The play also draws a contrast between the kinds of lives led by Alta and Resten on the one hand, and George, Mary, and Emma on the other.  Alta and Resten are emissaries from what is essentially a pre-modern culture, the Ellowans being members of an imaginary Native American tribe.  George, Mary, and Emma are members of a highly mobile, educated, urban, modern middle-class.  

Alta and Resten are fundamentally satisfied with their lives.  They are not running from unhappiness, or groping toward some undefined fulfillment, or pursuing impossible dreams of perfect love, or searching hopelessly for the right words to say and failing to find them.  

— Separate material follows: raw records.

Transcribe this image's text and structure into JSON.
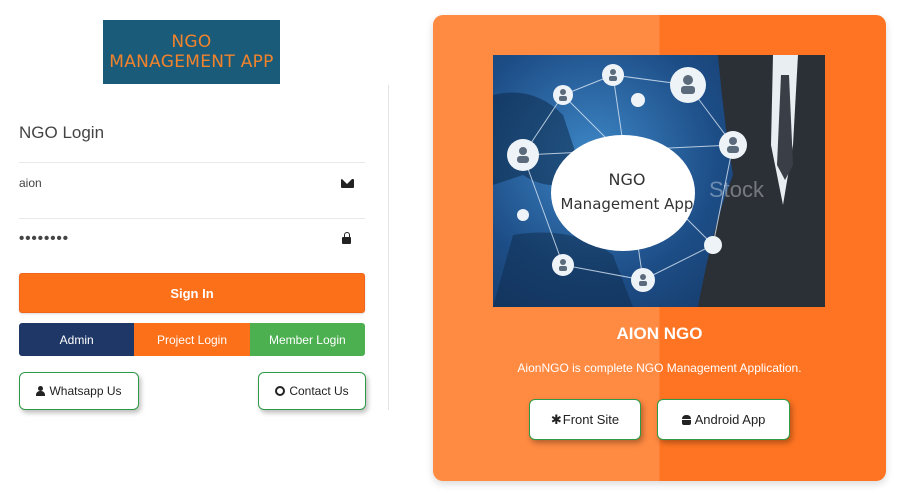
{
  "logo": {
    "line1": "NGO",
    "line2": "MANAGEMENT APP"
  },
  "login": {
    "title": "NGO Login",
    "username_value": "aion",
    "password_value": "••••••••",
    "signin_label": "Sign In"
  },
  "roles": {
    "admin": "Admin",
    "project": "Project Login",
    "member": "Member Login"
  },
  "links": {
    "whatsapp": "Whatsapp Us",
    "contact": "Contact Us"
  },
  "card": {
    "hero_text_line1": "NGO",
    "hero_text_line2": "Management App",
    "hero_watermark": "Stock",
    "title": "AION NGO",
    "description": "AionNGO is complete NGO Management Application.",
    "front_site_label": "Front Site",
    "android_label": "Android App"
  },
  "colors": {
    "orange": "#fc7019",
    "navy": "#1f3766",
    "green": "#4caf50",
    "logo_bg": "#1b5b7a"
  },
  "icons": [
    "envelope-icon",
    "lock-icon",
    "user-icon",
    "support-icon",
    "asterisk-icon",
    "android-icon"
  ]
}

George, Mary, and Emma are all involved in some variety of one or more of these activities.  They are searching for the right lives to lead and trying to become the right selves to lead them.  By contrast, Alta and Resten have been given pathways to follow and identities to embrace by the traditional culture that has shaped them.  In this sense, it has taken a village to make them who they are.  George, Mary, and Emma have no village; instead they inhabit the kinetic, ever-changing modern world which provides no established answers to the questions they are constantly asking themselves.

But, as Resten explains to George, languages die because the worlds that they belong to die first.  Which means that Resten’s world, for all its virtues, is moribund.  The language archive is the repository of dead worlds as well as dead words.  The world inhabited by George, Mary, and Emma is alive, but a living language adequate to its demands eludes them.
QUESTIONS FOR DISCUSSION.
1. George feels guilty about not learning his grandmother’s language.  Are there relatives in your family whose language you have never learned?

2. How important are words in determining what we think and feel?  Have you met people whose brand of English made them seem strange to you?

3. Why do you suppose L.L. Zamenhof wanted to create a new language called Esperanto?

4. Would the world be a more peaceful place if everybody spoke the same language?  Can you think of places where everyone speaks the same language but where there is still lots of violence?

5. Why does Mary find baking bread to be so satisfying?  What are some ideas and emotions you associate with bread?

6. Have you ever been at a loss for words to express your feelings or ideas at a really important moment?

7. What are your reactions when you encounter a person who doesn’t speak your language?  Curiosity?  Puzzlement? Indifference?

8. Why does Emma decide to stay on working with George even though she knows he will never return her love?

9. Why do Alta and Resten bicker so vehemently when it’s clear that they really love each other?

10. The image of an embrace between perfect happiness and perfect sadness occurs twice in the play.  Why?